GOVERNMENT’S EXTENDED Public Works Programme (EPWP) has had a positive impact on the lives of many young people across the country.
Between its inception in 2004 and the end of the second phase in 2014, the Expanded Public Works Programme (EPWP) produced more than 5.6 million work opportunities.
The third phase of the Expanded Public Works Programme (EPWP), which kicked off in 2014, is expected to produce a further six million work opportunities by 2019, with a third of these already having been created by the end of June this year.
The third phase of the EPWP envisages an improved focus on training through collaboration with Technical Vocational Education and Training (TVET) colleges and other institutions, in an attempt to improve the quality of training courses by offering accredited training providers.
The EPWP is one of government's programmes aimed at providing poverty and income relief through temporary work for the unemployed.
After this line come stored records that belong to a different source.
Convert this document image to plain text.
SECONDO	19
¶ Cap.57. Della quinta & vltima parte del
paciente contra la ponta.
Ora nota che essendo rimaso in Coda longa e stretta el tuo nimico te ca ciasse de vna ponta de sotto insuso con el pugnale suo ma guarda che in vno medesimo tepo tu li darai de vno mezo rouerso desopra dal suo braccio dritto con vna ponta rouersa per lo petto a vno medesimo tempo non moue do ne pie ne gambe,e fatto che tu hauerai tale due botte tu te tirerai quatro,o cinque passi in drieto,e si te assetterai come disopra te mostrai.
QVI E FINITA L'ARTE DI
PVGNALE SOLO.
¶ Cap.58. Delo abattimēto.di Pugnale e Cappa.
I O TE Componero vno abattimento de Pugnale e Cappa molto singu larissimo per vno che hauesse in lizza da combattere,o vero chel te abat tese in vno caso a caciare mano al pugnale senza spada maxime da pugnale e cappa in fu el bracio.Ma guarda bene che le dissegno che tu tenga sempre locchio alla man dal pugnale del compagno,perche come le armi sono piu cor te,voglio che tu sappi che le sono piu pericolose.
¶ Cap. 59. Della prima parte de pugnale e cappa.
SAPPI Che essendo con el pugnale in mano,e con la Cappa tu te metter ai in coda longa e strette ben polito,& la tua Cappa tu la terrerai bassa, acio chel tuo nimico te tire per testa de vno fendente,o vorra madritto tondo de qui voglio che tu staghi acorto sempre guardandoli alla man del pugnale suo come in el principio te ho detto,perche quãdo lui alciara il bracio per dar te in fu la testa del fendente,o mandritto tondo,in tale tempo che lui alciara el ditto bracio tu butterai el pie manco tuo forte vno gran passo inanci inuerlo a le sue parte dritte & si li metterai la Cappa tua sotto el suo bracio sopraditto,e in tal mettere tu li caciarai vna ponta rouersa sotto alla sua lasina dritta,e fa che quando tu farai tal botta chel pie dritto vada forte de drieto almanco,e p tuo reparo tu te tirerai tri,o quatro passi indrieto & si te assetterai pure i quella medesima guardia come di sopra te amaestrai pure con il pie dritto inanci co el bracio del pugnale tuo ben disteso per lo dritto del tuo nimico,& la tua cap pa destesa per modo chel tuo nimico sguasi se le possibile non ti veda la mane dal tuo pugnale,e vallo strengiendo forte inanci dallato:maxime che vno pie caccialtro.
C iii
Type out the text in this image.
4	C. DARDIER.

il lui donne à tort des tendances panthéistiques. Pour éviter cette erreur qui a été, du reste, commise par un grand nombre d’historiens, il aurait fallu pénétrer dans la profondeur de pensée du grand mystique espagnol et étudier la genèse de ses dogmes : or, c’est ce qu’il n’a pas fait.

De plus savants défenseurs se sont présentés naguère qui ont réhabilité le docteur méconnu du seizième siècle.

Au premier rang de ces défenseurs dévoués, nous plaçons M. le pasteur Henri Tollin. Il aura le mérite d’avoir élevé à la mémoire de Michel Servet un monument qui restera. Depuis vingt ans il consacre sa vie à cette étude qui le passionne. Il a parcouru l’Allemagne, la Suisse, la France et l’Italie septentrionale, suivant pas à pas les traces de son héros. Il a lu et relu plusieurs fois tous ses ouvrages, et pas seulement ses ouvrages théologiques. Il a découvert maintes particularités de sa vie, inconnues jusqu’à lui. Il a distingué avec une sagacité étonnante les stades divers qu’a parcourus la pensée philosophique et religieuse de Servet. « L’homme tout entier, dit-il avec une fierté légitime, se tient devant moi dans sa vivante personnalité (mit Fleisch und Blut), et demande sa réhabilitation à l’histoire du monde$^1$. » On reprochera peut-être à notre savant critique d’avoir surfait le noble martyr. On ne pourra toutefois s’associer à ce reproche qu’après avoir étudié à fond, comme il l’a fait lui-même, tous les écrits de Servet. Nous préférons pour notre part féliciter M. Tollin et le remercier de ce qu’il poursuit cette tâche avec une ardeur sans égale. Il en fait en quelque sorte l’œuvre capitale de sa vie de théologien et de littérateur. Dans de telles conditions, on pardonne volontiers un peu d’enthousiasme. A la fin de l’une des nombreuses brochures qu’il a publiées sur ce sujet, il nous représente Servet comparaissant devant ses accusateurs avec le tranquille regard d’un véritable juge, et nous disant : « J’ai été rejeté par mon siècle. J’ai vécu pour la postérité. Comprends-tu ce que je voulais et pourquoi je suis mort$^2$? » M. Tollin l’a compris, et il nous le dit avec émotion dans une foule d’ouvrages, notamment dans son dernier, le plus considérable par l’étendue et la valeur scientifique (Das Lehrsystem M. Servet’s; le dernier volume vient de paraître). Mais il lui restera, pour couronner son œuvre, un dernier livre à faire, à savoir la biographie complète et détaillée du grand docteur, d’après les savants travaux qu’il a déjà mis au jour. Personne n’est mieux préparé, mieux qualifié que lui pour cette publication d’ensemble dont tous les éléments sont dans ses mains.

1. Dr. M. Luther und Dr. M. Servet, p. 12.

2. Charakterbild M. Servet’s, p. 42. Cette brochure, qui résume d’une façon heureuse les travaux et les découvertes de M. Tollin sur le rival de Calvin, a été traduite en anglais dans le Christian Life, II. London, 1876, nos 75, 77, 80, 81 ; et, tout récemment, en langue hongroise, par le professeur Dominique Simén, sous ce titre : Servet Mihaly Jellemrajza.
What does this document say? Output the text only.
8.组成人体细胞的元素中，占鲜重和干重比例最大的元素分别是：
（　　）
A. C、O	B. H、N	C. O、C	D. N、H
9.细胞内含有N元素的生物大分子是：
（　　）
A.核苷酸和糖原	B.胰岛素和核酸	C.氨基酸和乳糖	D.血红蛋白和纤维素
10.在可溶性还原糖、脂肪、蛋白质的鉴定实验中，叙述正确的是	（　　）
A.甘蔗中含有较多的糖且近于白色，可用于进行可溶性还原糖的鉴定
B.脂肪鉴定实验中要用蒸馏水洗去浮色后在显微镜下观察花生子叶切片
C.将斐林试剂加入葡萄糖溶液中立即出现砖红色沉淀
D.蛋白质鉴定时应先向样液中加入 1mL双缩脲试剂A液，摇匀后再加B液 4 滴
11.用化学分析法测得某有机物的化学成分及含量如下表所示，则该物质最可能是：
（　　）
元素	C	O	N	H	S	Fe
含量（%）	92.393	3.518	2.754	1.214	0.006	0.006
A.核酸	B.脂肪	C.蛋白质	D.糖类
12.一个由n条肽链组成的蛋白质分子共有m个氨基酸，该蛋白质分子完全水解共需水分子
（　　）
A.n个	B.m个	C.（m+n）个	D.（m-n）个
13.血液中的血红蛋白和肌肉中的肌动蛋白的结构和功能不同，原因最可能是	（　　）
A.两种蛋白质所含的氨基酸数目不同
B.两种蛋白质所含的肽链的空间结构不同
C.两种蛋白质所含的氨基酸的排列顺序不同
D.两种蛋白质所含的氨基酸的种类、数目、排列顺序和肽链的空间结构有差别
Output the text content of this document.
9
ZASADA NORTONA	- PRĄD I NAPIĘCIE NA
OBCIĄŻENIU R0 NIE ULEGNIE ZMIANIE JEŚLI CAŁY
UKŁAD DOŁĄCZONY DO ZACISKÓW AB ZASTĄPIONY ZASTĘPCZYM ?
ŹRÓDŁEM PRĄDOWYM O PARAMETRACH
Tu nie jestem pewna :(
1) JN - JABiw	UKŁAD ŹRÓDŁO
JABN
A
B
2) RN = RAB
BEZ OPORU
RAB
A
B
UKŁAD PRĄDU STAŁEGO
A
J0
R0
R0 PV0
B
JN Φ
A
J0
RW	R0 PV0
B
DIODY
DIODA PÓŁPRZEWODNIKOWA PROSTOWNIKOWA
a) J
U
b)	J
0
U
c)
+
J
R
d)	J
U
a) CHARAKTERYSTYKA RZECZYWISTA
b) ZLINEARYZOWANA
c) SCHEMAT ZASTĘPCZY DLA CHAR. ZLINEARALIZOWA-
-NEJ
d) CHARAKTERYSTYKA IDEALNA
The Department of Public Works did a mid-term evaluation of the EPWP in 2011. It found that almost half of all beneficiaries indicated that their financial situation and that of their families had improved after they participated in the programme.
Importantly, the department projects that South Africa’s unemployment rate would have been 2.8 percentage points higher in 2012 had it not been for the EPWP.
The review also found that the programme’s second phase lowered the poverty rate by less than 0.5 percent. The department attributed this partly to the programme providing job opportunities for only about 2.5 percent of the poor in the country or about seven percent of unemployed people.
The average job during the second phase lasted only 65 days, at an average daily wage of R62. By June this year the average had climbed to R105.85 a day, according to statistics from the department.
The department estimates that since the programme’s inception over R200 billion has been paid to beneficiaries in the form of stipends.
Moreover; the Department of Environmental Affairs’ EPWP initiative, Working for Water, has helped clear 2.8 million hectares of land of invasive species since its inception in 1995.
This has helped save over 180 million cubic metres of water a year (about the size of Hartebeespoort Dam), estimates Christo Marais, the Department’s Chief Director of Natural Resource Management Programmes. In 2015/16: over 69 000 people participated in the programme.